GroundRecall is the grounded knowledge substrate in a larger stack:

  • GroundRecall: canonical knowledge ingestion, promotion, query, export, and future sync
  • Didactopus: learner-facing workflows and educational tooling
  • GenieHive: model and routing layer where runtime assistant/service resolution is needed

Core Design

The system is built around one canonical flow:

  1. ingest weakly structured sources
  2. normalize them into stable knowledge objects
  3. lint and queue them for review
  4. promote reviewed objects into a canonical store
  5. query and export promoted state

Core Objects

The canonical store is built from these object families:

  • Source
  • Fragment
  • Artifact
  • Observation
  • Claim
  • Concept
  • Relation
  • ReviewCandidate
  • PromotionRecord
  • GroundRecallSnapshot

These objects are assistant-neutral. Assistant-specific formatting belongs at the adapter layer.

Package Surface

The main standalone package surface is:

  • groundrecall.ingest
  • groundrecall.lint
  • groundrecall.models
  • groundrecall.store
  • groundrecall.promotion
  • groundrecall.query
  • groundrecall.export
  • groundrecall.assistant_export
  • groundrecall.inspect
  • groundrecall.source_adapters.*
  • groundrecall.assistants.*

There are also compatibility-style helper modules prefixed with groundrecall_ inside the package. Those exist because the standalone repo was extracted from an earlier monorepo layout.

Source Adapters

Adapters handle source-shape-specific discovery and mapping while the downstream pipeline stays generic.

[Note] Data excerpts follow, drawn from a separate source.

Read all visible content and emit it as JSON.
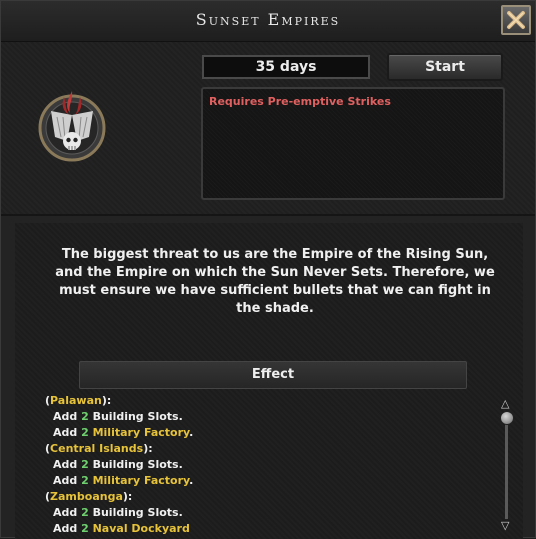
{
  "window": {
    "title": "Sunset Empires",
    "close_icon": "close-x-icon",
    "emblem_icon": "skull-wings-emblem-icon"
  },
  "decision": {
    "duration": "35 days",
    "start_label": "Start",
    "requirement": "Requires Pre-emptive Strikes",
    "description": "The biggest threat to us are the Empire of the Rising Sun, and the Empire on which the Sun Never Sets. Therefore, we must ensure we have sufficient bullets that we can fight in the shade."
  },
  "effect": {
    "header": "Effect",
    "groups": [
      {
        "region": "Palawan",
        "lines": [
          {
            "pre": "Add ",
            "num": "2",
            "mid": " Building Slots",
            "highlight": "",
            "post": "."
          },
          {
            "pre": "Add ",
            "num": "2",
            "mid": " ",
            "highlight": "Military Factory",
            "post": "."
          }
        ]
      },
      {
        "region": "Central Islands",
        "lines": [
          {
            "pre": "Add ",
            "num": "2",
            "mid": " Building Slots",
            "highlight": "",
            "post": "."
          },
          {
            "pre": "Add ",
            "num": "2",
            "mid": " ",
            "highlight": "Military Factory",
            "post": "."
          }
        ]
      },
      {
        "region": "Zamboanga",
        "lines": [
          {
            "pre": "Add ",
            "num": "2",
            "mid": " Building Slots",
            "highlight": "",
            "post": "."
          },
          {
            "pre": "Add ",
            "num": "2",
            "mid": " ",
            "highlight": "Naval Dockyard",
            "post": ""
          }
        ]
      }
    ]
  },
  "colors": {
    "requirement": "#e06060",
    "highlight": "#e7c33a",
    "number": "#6fd06f"
  }
}
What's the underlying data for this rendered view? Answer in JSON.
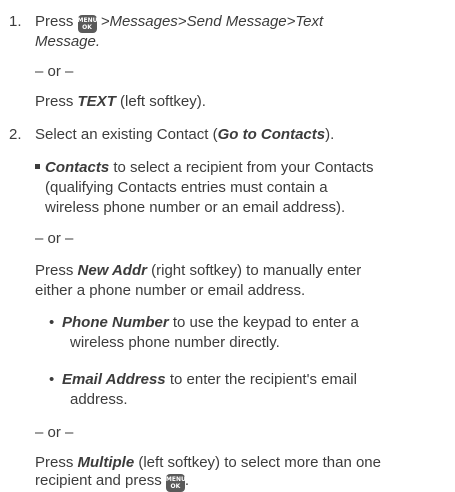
{
  "step1": {
    "number": "1.",
    "press": "Press",
    "menu_key_top": "MENU",
    "menu_key_bottom": "OK",
    "path": ">Messages>Send Message>Text",
    "path_cont": "Message.",
    "or1": "– or –",
    "press2": "Press",
    "text_key": "TEXT",
    "press2_suffix": "(left softkey)."
  },
  "step2": {
    "number": "2.",
    "text": "Select an existing Contact (",
    "go_to_contacts": "Go to Contacts",
    "text_end": ").",
    "contacts_em": "Contacts",
    "contacts_desc_1": "to select a recipient from your Contacts",
    "contacts_desc_2": "(qualifying Contacts entries must contain a",
    "contacts_desc_3": "wireless phone number or an email address).",
    "or2": "– or –",
    "press3": "Press",
    "new_addr": "New Addr",
    "new_addr_desc_1": "(right softkey) to manually enter",
    "new_addr_desc_2": "either a phone number or email address.",
    "phone_number": "Phone Number",
    "phone_desc_1": "to use the keypad to enter a",
    "phone_desc_2": "wireless phone number directly.",
    "email_address": "Email Address",
    "email_desc_1": "to enter the recipient's email",
    "email_desc_2": "address.",
    "or3": "– or –",
    "press4": "Press",
    "multiple": "Multiple",
    "multiple_desc_1": "(left softkey) to select more than one",
    "multiple_desc_2": "recipient and press",
    "multiple_end": "."
  }
}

Current adapter families include:

  • llmwiki
  • markdown_notes
  • transcript
  • didactopus_pack

Assistant Boundary

Assistant integration is intentionally outside the core store and query semantics.

The rule is:

  • core GroundRecall owns truth, provenance, lifecycle, and retrieval semantics
  • assistant adapters own presentation, bundle shaping, and tool-specific exports

Current adapters include:

  • codex
  • claude_code

Alpha Boundary

The current alpha is strong enough for:

  • local import and promotion
  • canonical query and export
  • assistant-neutral bundles
  • assistant-targeted bundle generation

It is not yet complete for:

  • multi-node sync and merge
  • re-import/update semantics
  • richer review adjudication
  • large-scale distributed corpus integration